One of the few arguments people have said in response to these protests is, “why are they attacking the paintings? What’s the point?”
An article by the New York Times says protesters tried blocking oil terminals, but they didn’t get enough coverage, not until they started attacking museums.
“Are you more concerned about the protection of a painting or the protection of our planet and people?” Plummer said. “The cost-of-living crisis is part of the cost of oil crisis. Millions of people are dying in Monsoon wildfires and severe drought. We cannot afford new oil and gas. It’s going to take everything we know in life.”
In response to the on-going protests, the UK passed a new bill that targets “criminal, disruptive and self-defeating guerrilla tactics.”
According to The Guardian, this bill was specifically passed to aim at groups such as Just Stop Oil and Insulate Britain.

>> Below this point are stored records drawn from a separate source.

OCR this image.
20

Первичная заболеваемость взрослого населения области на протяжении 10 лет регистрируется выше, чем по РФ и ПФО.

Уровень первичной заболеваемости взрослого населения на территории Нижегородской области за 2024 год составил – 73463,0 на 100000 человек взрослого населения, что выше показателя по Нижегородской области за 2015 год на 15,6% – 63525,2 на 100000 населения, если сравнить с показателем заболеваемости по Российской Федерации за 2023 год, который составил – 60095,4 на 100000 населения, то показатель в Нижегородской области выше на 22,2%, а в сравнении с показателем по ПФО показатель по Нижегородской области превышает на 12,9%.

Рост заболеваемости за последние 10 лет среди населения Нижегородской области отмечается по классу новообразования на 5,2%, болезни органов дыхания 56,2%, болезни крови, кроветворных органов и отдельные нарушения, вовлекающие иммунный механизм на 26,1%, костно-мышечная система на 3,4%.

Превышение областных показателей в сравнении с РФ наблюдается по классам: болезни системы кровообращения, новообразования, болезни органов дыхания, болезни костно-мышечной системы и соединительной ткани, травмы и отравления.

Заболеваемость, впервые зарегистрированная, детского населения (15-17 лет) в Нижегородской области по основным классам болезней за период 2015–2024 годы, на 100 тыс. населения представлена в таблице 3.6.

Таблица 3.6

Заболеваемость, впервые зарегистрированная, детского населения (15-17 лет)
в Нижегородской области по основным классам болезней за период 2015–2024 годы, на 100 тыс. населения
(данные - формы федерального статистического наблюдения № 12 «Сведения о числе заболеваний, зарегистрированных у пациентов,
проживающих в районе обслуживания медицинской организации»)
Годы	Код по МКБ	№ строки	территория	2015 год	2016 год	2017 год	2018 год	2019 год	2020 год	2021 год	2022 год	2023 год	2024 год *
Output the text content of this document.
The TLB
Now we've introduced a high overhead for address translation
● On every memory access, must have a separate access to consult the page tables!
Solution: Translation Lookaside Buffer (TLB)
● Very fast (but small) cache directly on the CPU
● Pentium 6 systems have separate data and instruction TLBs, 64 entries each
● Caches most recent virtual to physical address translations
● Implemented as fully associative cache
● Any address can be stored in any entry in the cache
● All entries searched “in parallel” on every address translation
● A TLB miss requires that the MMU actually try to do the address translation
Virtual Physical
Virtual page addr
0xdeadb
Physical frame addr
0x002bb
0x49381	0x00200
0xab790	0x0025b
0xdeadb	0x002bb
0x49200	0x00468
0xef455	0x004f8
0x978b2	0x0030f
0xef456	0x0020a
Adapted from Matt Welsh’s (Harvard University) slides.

However, no statements from the government have been made on whether they will stop the new license to explore for oil and gas in the North Sea.
The same article by the Guardian shared a statement by Cameron Ford, Just Stop Oil spokesperson.
“Until they put the death sentence as the repercussions for what we’re doing, it won’t deter us,” Ford said.
While the protests around the UK spread to the rest of Europe, we can rest assured that the historic paintings were not harmed, since they are all encased in protective glass.